Juliet Rodeman Essay 3 Documentary
Essay Requirement: Submission 1 = 100 pts Submission 2 = 200 pts
5 pages minimum, formal research paper, MLA format in-text & Works Cited page.
2 sources (books, journal articles, newspaper, films) beyond field interviews & surveys.
Assignment:
Write a research essay that creates a persuasive portrait of an individual, group, historical or social place, event, custom or ritual. Locate portrait within its specific cultural context. Before you settle on a topic, make sure that you are familiar with the available research. It is important to consult research at the beginning of your study, not in the late stages; you need to be aware of personal/cultural Tension Issues/Problem Questions of a topic.
So your paper must accomplish the following:
Tasks:
The best approach to documentary is inquiry and investigation based in fieldwork, on-site visit, research, interviews & draft revision. This essay is not a compilation of loose notes. Study must: 1. discover the tension issues and problem questions found in the subject
2. locate the “worth” or “value” – personal & communal –of the subject
3. develop a thesis governed essay that explores and analyzes significance
4. persuade audience how and why these portrait issues are worth pondering
*See 50 Essays : Zora Neale Hurston's How It Feels To Be Colored Me.

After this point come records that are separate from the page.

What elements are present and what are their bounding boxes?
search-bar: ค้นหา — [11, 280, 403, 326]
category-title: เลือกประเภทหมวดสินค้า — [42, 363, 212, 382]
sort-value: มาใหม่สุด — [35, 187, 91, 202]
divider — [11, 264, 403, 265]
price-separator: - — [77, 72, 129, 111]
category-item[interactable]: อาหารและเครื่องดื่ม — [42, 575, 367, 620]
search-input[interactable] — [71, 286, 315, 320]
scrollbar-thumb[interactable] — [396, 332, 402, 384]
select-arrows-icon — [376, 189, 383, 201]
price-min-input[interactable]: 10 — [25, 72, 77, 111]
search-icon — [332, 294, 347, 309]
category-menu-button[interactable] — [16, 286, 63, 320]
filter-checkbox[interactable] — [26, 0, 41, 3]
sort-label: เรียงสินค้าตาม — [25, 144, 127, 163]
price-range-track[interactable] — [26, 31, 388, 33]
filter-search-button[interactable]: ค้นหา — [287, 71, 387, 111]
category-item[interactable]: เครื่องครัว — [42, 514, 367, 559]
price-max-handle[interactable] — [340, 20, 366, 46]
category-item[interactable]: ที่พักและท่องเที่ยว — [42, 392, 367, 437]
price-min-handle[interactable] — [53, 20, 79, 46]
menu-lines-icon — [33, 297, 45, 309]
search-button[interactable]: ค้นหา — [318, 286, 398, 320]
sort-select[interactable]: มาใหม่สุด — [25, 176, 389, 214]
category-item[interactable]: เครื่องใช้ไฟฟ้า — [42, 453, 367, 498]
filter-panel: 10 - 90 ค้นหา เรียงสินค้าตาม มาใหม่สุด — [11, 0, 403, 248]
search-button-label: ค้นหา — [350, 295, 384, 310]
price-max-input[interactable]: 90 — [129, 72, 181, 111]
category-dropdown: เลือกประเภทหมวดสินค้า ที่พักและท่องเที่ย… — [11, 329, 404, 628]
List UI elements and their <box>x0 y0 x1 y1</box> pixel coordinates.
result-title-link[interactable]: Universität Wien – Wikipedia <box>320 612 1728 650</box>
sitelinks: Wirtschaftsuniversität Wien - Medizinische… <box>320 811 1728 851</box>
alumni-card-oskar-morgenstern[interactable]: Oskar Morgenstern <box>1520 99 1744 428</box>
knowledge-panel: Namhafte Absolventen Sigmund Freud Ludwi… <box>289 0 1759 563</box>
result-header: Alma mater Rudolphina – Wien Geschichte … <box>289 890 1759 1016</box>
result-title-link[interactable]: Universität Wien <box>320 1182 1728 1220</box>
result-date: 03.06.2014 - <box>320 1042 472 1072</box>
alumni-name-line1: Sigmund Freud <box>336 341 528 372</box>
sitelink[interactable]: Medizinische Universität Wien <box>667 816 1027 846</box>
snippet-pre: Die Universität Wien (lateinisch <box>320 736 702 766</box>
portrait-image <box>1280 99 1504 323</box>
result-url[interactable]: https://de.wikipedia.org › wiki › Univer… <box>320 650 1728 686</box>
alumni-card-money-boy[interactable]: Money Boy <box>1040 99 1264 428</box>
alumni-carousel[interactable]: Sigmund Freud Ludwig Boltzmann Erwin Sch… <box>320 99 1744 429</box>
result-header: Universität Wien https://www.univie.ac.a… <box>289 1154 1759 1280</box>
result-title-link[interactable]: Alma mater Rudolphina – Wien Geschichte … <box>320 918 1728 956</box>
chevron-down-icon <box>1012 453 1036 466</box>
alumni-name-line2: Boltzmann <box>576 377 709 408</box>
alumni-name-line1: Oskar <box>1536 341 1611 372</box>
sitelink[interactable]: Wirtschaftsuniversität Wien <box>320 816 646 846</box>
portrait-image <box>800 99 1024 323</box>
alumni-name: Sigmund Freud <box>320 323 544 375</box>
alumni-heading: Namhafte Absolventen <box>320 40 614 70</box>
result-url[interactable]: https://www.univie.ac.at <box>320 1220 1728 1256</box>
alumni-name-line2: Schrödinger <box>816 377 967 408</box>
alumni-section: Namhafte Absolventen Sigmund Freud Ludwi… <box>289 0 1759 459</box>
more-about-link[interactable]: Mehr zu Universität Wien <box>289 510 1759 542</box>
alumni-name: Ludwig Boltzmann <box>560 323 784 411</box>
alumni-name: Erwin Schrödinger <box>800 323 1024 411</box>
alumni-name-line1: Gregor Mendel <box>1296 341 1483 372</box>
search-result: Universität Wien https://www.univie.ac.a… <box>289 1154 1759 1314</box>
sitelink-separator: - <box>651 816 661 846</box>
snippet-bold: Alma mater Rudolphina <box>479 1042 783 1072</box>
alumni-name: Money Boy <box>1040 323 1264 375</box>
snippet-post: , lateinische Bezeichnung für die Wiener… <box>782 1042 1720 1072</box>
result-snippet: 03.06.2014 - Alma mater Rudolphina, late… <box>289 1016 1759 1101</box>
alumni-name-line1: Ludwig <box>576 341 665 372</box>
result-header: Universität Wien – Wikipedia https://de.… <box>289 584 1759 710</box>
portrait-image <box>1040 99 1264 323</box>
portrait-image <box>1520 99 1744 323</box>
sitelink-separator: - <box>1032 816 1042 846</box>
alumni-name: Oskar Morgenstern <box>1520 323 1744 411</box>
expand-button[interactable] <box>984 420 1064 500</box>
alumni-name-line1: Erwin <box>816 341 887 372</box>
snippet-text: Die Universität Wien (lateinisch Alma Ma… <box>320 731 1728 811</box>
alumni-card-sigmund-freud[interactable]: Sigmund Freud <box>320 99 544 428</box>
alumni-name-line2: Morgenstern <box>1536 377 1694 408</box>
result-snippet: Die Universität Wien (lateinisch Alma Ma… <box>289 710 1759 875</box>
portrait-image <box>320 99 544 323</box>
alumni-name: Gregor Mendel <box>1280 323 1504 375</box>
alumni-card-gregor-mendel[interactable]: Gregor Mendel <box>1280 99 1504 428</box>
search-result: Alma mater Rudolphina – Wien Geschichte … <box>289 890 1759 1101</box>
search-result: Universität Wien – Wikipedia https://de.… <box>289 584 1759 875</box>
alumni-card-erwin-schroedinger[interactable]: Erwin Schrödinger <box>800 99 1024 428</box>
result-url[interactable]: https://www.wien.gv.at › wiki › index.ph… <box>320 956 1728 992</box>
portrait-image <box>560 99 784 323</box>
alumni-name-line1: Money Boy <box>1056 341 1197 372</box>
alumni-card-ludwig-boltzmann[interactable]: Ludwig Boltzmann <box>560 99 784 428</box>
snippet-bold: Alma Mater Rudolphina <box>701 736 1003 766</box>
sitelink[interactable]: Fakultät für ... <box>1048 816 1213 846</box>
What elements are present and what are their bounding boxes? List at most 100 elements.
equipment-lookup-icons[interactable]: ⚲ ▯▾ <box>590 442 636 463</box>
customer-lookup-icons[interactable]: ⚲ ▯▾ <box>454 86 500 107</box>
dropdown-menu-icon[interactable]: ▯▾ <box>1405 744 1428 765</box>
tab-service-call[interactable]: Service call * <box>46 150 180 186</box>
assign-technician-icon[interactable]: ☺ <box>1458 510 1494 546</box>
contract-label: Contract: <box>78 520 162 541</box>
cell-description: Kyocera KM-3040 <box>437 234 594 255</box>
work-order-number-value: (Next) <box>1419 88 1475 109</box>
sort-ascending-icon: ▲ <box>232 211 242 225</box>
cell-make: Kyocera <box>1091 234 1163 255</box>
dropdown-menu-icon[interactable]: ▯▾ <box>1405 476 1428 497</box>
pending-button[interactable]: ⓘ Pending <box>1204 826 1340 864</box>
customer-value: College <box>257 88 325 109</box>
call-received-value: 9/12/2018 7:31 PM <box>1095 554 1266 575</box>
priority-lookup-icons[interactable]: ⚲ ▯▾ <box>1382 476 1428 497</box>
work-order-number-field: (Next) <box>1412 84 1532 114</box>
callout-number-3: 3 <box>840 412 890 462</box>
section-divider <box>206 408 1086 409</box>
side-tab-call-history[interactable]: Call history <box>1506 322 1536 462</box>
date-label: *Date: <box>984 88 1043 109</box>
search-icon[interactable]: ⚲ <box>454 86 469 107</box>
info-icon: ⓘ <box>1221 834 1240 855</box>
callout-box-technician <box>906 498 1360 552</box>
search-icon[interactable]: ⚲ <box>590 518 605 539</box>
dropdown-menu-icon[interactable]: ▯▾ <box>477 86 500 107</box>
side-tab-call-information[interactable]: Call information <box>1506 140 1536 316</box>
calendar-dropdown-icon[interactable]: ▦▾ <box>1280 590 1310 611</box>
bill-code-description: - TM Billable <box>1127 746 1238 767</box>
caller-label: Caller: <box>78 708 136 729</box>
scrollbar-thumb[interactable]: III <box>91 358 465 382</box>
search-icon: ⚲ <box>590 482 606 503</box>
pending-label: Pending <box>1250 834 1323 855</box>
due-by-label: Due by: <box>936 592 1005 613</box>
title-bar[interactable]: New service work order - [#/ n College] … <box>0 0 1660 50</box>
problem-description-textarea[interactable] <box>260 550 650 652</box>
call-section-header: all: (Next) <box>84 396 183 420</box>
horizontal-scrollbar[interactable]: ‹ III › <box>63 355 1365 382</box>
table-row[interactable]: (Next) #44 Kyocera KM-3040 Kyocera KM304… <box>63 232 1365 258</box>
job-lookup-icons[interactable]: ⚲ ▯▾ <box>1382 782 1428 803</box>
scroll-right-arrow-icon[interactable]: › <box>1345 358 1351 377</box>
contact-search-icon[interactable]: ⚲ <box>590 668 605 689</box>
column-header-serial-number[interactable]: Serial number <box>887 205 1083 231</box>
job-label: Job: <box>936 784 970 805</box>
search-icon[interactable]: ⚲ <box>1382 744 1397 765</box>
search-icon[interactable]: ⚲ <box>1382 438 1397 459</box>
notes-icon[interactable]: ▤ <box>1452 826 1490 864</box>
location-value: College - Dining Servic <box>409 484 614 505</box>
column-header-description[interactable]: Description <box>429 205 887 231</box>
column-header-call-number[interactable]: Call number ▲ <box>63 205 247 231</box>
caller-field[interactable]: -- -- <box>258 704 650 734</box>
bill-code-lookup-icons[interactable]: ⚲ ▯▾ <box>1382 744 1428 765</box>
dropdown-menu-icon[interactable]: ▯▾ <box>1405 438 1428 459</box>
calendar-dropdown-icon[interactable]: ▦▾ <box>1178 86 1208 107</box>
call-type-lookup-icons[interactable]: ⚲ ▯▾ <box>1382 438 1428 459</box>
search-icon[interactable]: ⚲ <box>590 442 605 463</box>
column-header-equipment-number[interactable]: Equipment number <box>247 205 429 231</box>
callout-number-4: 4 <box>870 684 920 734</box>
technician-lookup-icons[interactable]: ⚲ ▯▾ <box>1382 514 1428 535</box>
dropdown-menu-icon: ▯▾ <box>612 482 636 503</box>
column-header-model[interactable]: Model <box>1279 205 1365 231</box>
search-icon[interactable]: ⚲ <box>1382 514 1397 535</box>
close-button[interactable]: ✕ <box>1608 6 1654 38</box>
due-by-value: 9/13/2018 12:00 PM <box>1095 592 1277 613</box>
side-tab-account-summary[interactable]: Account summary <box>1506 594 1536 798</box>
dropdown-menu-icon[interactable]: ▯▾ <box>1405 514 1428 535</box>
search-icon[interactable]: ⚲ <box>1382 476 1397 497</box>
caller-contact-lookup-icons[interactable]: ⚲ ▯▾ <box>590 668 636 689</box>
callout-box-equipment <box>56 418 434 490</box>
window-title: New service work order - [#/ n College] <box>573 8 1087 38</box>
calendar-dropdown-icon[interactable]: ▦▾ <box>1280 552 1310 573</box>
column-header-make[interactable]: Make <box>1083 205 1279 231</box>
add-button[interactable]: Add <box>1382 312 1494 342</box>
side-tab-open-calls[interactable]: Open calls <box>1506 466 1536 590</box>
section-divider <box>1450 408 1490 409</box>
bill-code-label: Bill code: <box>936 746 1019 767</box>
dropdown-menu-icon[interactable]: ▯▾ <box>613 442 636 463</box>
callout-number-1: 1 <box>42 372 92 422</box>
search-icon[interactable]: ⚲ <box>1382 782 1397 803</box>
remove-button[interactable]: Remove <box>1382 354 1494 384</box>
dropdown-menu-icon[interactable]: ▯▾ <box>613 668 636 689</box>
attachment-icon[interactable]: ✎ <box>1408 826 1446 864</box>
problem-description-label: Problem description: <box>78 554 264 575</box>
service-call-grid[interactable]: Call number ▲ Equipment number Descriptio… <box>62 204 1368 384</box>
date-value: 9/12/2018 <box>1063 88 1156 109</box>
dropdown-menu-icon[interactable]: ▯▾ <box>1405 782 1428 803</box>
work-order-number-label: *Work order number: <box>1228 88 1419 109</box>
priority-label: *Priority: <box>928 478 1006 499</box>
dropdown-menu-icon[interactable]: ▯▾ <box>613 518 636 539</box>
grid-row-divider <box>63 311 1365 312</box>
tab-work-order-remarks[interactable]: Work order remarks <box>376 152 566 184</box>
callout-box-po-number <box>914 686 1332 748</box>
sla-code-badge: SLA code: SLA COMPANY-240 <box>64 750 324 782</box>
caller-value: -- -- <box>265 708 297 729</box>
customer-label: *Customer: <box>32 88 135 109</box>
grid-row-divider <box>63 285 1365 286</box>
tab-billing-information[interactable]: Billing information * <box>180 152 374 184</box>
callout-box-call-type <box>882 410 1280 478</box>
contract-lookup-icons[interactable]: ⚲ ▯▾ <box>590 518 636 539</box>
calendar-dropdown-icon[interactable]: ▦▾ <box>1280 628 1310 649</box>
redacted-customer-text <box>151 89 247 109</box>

*See Art of Living theme – how & why does Hurston address issues and conditions of self, race, place, culture? Hurston's autobiographical essay offers a persuasive portrait that confronts issues of personal and cultural significance. While her essay is self-portrait, it's also a cultural portrait, revealing the conditions of society (& social groups) in which she lives. We see argument (angle/thesis/point of view) that elucidates something of the human condition - individuals (microcosm) in specific cultural context (macrocosm).
Your essay will not focus on self. Clear your topic with me after you've located research.
Ethos: A writer's job is to create an authoritative persona (mask), one who is able to illuminate the subject for an audience. We create a reliable, trustworthy persona by becoming an expert on a limited topic. We go into the field with what we know, but we do not rely on what we know. We enter, admitting our own “filters” shaped by personal background, but open to the discovery inherent in fieldwork and research. Often, we are humbled, taught, and moved by the encounter with our subjects. We hope our essays establish a contemporary conversation worth pondering. We join a comradeship of inquiry and research; we set our findings before an audience, becoming part agency of a more perceptive, responsible, humane community.